Die damalige Vision von der Freiheit war grenzüberschreitend und machte sich im Dreiländereck besonders bemerkbar: die Nähe zu Frankreich und zur Schweiz, wo Republiken erreicht wurden, brachte das fortschrittliche Gedankengut in die badische Region. Die Ausstellung in Lörrach ist deshalb anschaulich aus trinationaler Perspektive konzipiert. Eingangs blickt man auf die Paulskirche, Symbol für den deutschen Nationalstaat; im Bereich links davon wird die Lage in Frankreich skizziert, wo in der Februarrevolution 1948 die Zweite Republik erkämpft und Louis-Philippe geschasst wird; rechts gegenüber wird die Grundlage für die moderne Schweiz thematisiert, wo die Eidgenossenschaft nach dem Sonderbundskrieg die „Bundesverfassung“ annimmt.
Der zweite Teil handelt von den drei Badischen Revolutionen, April und September 1848 und Mai 1949; dazu sind zahlreiche Objekte sowie Filmsequenzen geboten. Die Grenzlage hat dazu geführt, dass Aufständische aus drei Ländern zusammentreffen und Gemeinsames vorbereiten konnten.

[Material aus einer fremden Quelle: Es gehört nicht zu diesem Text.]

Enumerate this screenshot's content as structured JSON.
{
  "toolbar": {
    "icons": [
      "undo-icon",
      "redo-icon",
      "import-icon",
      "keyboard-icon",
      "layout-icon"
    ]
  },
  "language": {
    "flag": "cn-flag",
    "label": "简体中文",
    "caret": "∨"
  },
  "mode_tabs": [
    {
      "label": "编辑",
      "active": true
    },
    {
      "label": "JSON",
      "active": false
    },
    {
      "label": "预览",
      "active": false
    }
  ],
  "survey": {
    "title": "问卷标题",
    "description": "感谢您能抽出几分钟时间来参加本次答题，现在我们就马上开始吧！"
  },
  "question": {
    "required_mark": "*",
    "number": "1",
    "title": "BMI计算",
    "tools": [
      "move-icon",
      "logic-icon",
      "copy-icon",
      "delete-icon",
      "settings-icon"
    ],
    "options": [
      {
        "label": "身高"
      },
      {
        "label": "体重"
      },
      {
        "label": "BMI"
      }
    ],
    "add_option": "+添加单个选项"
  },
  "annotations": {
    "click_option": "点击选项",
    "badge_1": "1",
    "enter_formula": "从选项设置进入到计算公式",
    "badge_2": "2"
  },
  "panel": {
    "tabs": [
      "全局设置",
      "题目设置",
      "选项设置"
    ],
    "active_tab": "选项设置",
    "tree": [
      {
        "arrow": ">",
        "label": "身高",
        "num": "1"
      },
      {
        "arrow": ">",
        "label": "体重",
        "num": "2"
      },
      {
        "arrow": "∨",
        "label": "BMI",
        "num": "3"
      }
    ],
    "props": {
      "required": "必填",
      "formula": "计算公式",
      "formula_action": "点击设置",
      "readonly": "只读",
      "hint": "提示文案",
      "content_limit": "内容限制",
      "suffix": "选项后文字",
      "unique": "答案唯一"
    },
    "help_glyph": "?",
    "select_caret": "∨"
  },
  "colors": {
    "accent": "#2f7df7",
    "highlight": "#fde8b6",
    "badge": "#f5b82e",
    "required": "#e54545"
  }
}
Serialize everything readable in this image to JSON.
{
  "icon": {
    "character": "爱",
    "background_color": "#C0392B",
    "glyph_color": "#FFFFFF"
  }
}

Der erste entschiedene Anlauf, um die deutschen Fürsten vom Thron zu stoßen und die Republik zu gründen, wird am 13. April 1848 unter Führung Friedrich Heckers von Konstanz aus unternommen, Ziel war die Absetzung des Großherzogs in der Landeshauptstadt Karlsruhe; nach wenigen Tagen werden seine Freischaren-Züge jedoch bei Kandern besiegt, auch der sogenannte Struve-Zug muss kapitulieren. Immerhin machten deutsche Fürsten im März 1848 Zugeständnisse an die Bevölkerung, es entsteht ein Netz von Volks- und sogar Frauenvereinen, die aber bald wieder Unterdrückung erfahren. Das Wahlrecht war Männern vorbehalten; doch Amalie Struve (1824-1862) kämpfte bereits für die weibliche Gleichstellung. Mit der Devise „Gegen Demokraten helfen nur Soldaten“ lehnte der preußische König die neue Reichsverfassung ab und lässt die folgenden Aufstände militärisch niederschlagen; zuletzt kapituliert die Festung Rastatt am 23. Juli 1849. Es beginnt eine Ära der Reaktion mit Todesurteilen, Standgerichten, Festungshaft, Zensur und Reparationszahlungen – viele Demokraten müssen fliehen, Zehntausende fanden zunächst in Frankreich, England, der Schweiz oder in Übersee Asyl.
Ein Bereich der Ausstellung stellt wichtige Akteure vor, z.B. Emma und Georg Herwegh, Friedrich Hecker sowie den Republikaner Friedrich Neff, ermordet in Freiburg. Freiburg war nicht eben die Hauptstadt der Freiheitsbewegung, obwohl sich fortschrittliche Bürger in der Lesegesellschaft um Karl von Rotteck jun. sammelten und harsche Petitionen an die großherzogliche Regierung in Karlsruhe schickten; am 24. April wurde eine letzte revolutionäre Freischar am Schwabentor gestoppt. Im März 1849 beginnt hier der Hochverratsprozess gegen Gustav Struve, ein Standgericht fällte Todesurteile, Friedrich Neff, Maximilian Dortu und Gebhard Kromer werden erschossen. Die emanzipatorischen Bestrebungen regten sich dennoch weiter, was zum dritten Ausstellungsteil leitet, der Gegenwart, Zukunft sowie divergierende Traditionslinien in F-CH-D beleuchtet. Die Besucher:innen werden zudem nach ihrer Einstellung befragt. Die Themenbereiche sind prägnant mit verschiedenen Farben markiert. Rund 60 spannende Veranstaltungen begleiten die Schau über die gesamte Laufzeit.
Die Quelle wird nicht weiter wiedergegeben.